Who holds the final say?

The likely culprits are Wizards of the Coast, which owns the Dungeons & Dragons intellectual property Baldur's Gate 3 is built on, or Nintendo itself. Community chatter and insider rumors have suggested a strained relationship between Larian Studios and Wizards of the Coast — and when a license holder wants specific terms or control over platforms, it can override a developer’s intent.

Still, the Switch 2 is not inherently incapable of running complex RPGs. Larian’s technical director, Bert van Semmertier, noted the studio recently released Divinity: Original Sin 2 on Switch 2 and added they “love the platform” and will consider it for future Divinity titles. That demonstrates the Switch 2 can handle ambitious CRPG ports when the rights and resources align.
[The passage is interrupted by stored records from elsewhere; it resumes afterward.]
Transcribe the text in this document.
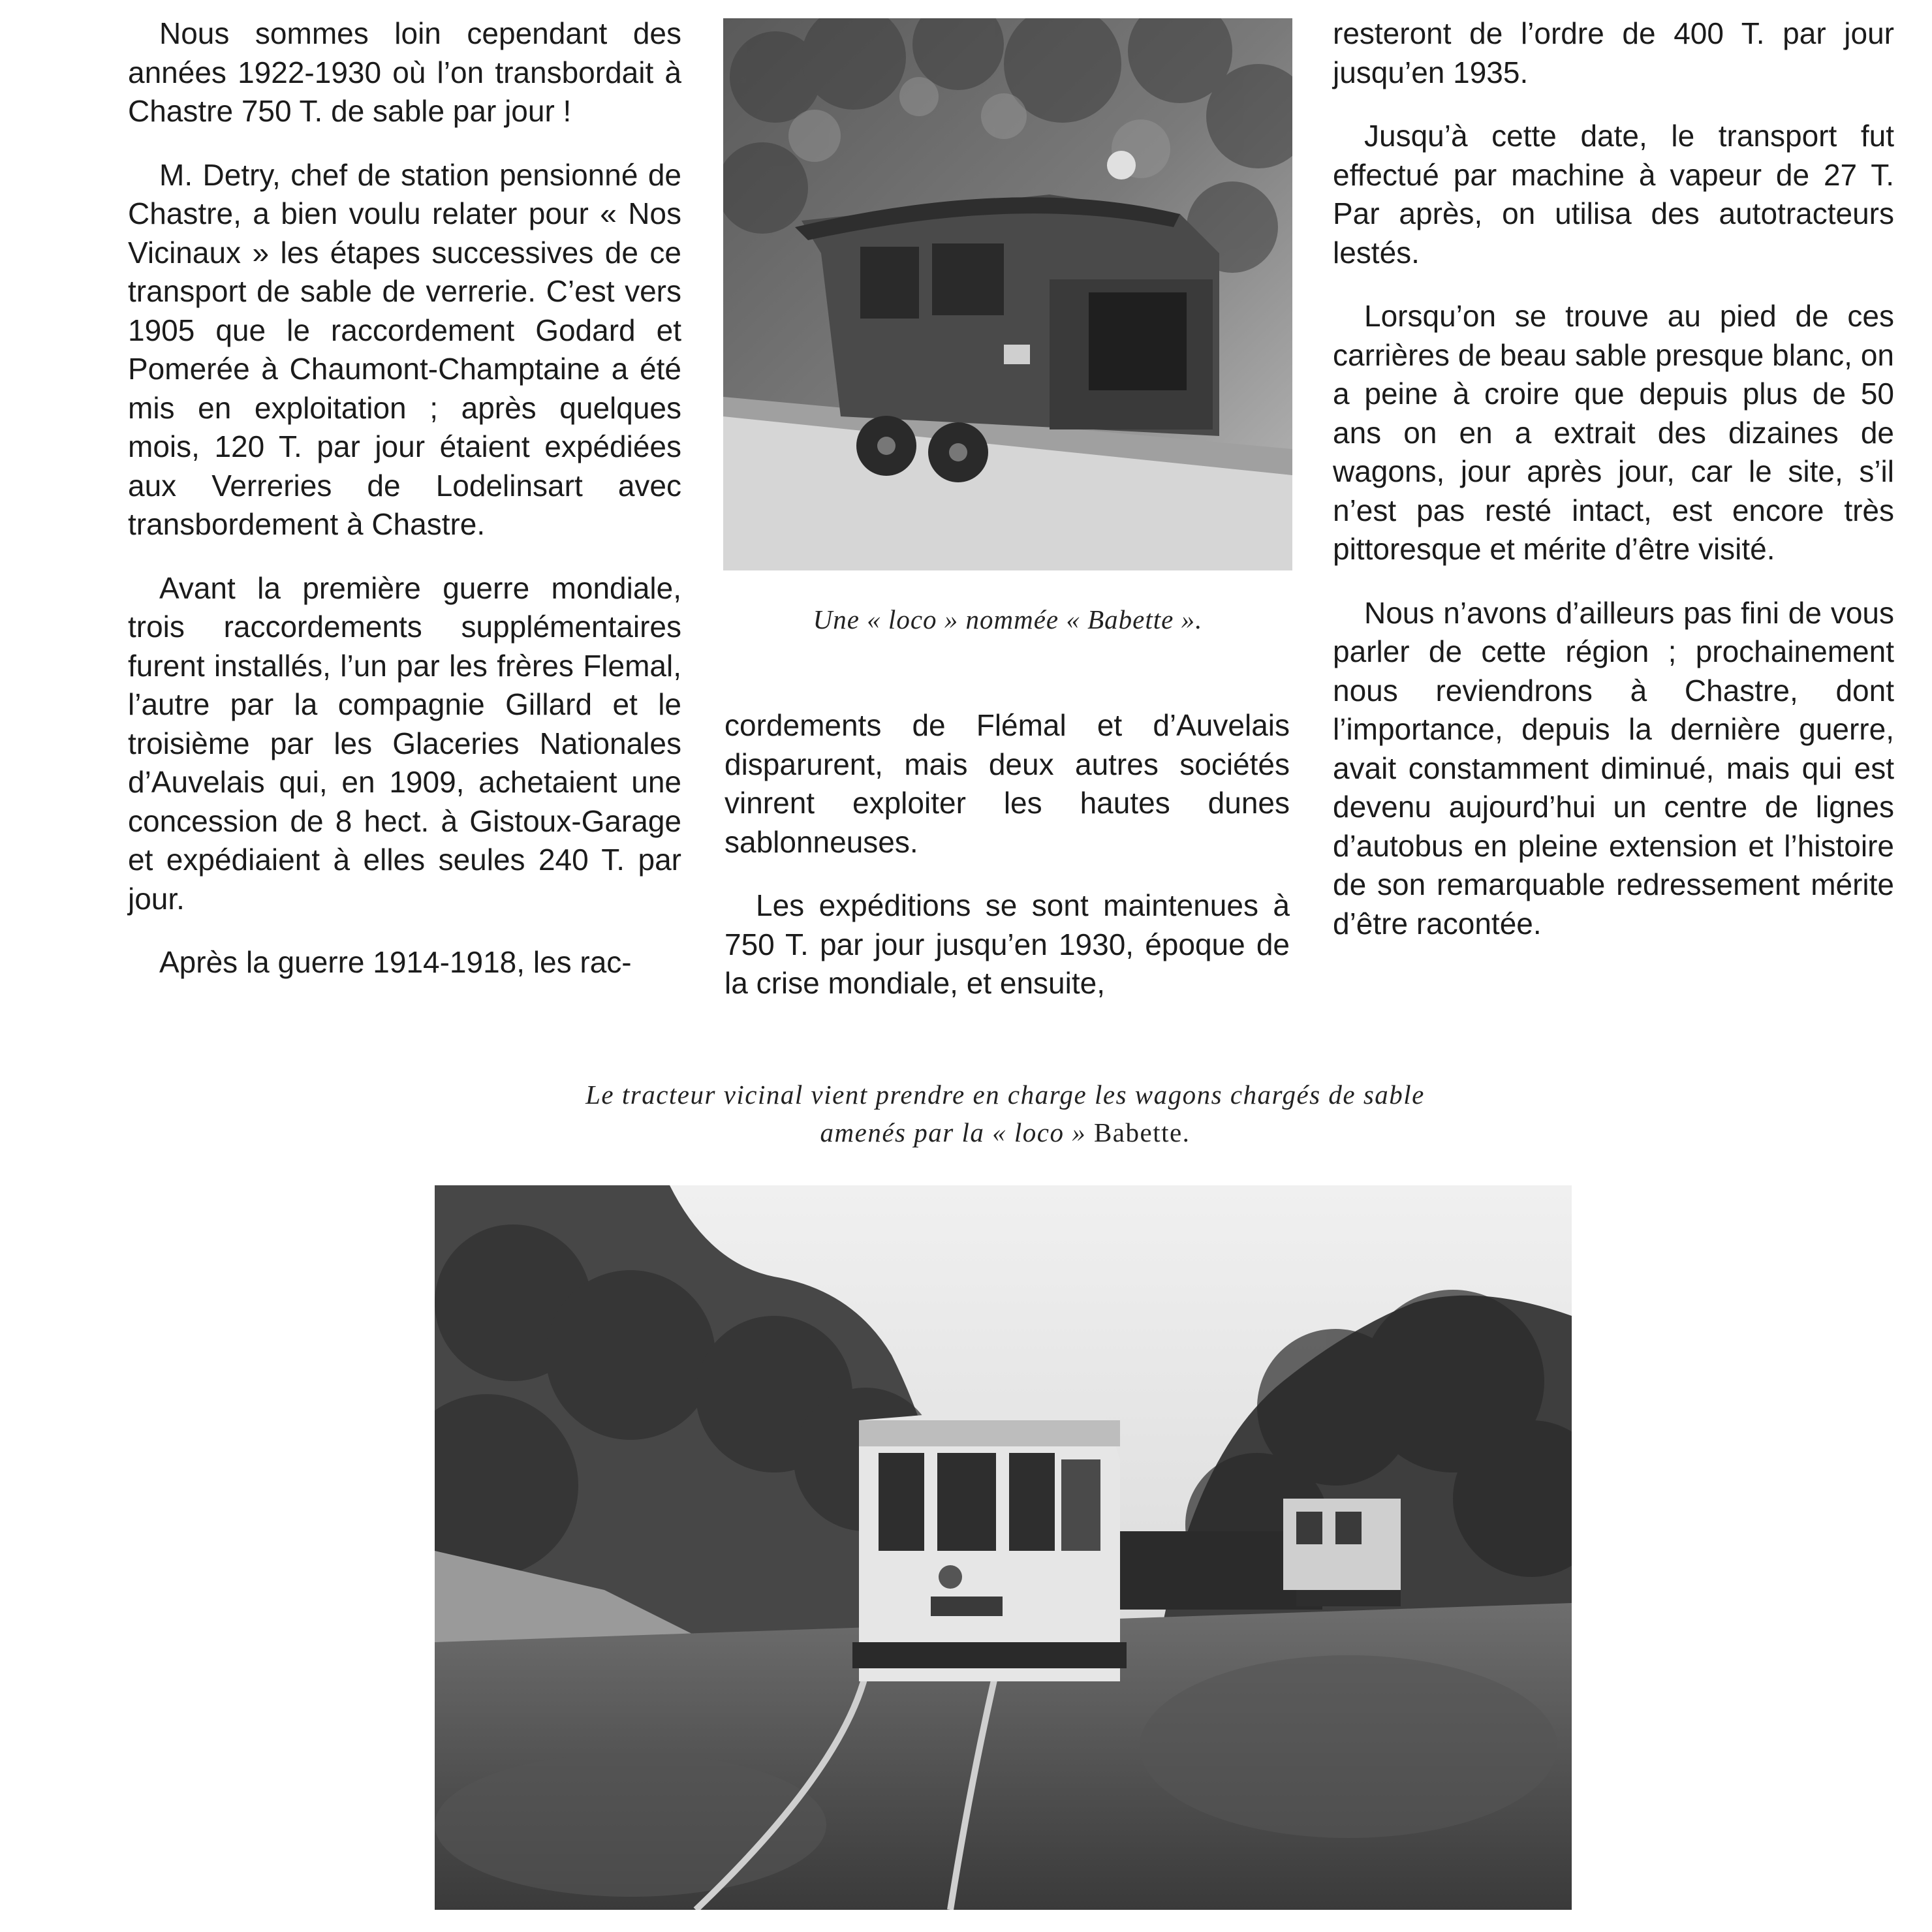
Nous sommes loin cependant des années 1922-1930 où l’on transbordait à Chastre 750 T. de sable par jour !

M. Detry, chef de station pensionné de Chastre, a bien voulu relater pour « Nos Vicinaux » les étapes successives de ce transport de sable de verrerie. C’est vers 1905 que le raccordement Godard et Pomerée à Chaumont-Champtaine a été mis en exploitation ; après quelques mois, 120 T. par jour étaient expédiées aux Verreries de Lodelinsart avec transbordement à Chastre.

Avant la première guerre mondiale, trois raccordements supplémentaires furent installés, l’un par les frères Flemal, l’autre par la compagnie Gillard et le troisième par les Glaceries Nationales d’Auvelais qui, en 1909, achetaient une concession de 8 hect. à Gistoux-Garage et expédiaient à elles seules 240 T. par jour.

Après la guerre 1914-1918, les rac-

Une « loco » nommée « Babette ».

cordements de Flémal et d’Auvelais disparurent, mais deux autres sociétés vinrent exploiter les hautes dunes sablonneuses.

Les expéditions se sont maintenues à 750 T. par jour jusqu’en 1930, époque de la crise mondiale, et ensuite,

resteront de l’ordre de 400 T. par jour jusqu’en 1935.

Jusqu’à cette date, le transport fut effectué par machine à vapeur de 27 T. Par après, on utilisa des autotracteurs lestés.

Lorsqu’on se trouve au pied de ces carrières de beau sable presque blanc, on a peine à croire que depuis plus de 50 ans on en a extrait des dizaines de wagons, jour après jour, car le site, s’il n’est pas resté intact, est encore très pittoresque et mérite d’être visité.

Nous n’avons d’ailleurs pas fini de vous parler de cette région ; prochainement nous reviendrons à Chastre, dont l’importance, depuis la dernière guerre, avait constamment diminué, mais qui est devenu aujourd’hui un centre de lignes d’autobus en pleine extension et l’histoire de son remarquable redressement mérite d’être racontée.

Le tracteur vicinal vient prendre en charge les wagons chargés de sable
amenés par la « loco » Babette.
Why this matters to gamers and the industry

  • Port feasibility: Technical precedent exists — Divinity ran on Switch 2. Porting is time-consuming and costly, but not impossible.
  • Licensing roadblocks: Owning IP gives Wizards of the Coast leverage over where and how a game appears.
  • Developer direction: Larian has stated it will not develop major Baldur's Gate 3 expansions or a sequel, reducing incentives to invest in platform ports themselves.

Industry insight: If Wizards of the Coast wants a Switch 2 version, they could commission another studio for the port. That has happened before in gaming: third-party teams often handle platform-specific conversions under license. But no such move has been announced, and until a licensing agreement is reached, the title is unlikely to appear in the Nintendo Store.

Quote highlight: "It wasn't our decision to make." — Swen Vicke, CEO, Larian Studios

Real-world takeaway: Switch 2 owners shouldn't assume a future port is impossible, only uncertain. Technical precedent and market demand are on the table, but legal and strategic choices by rights holders are the decisive factors.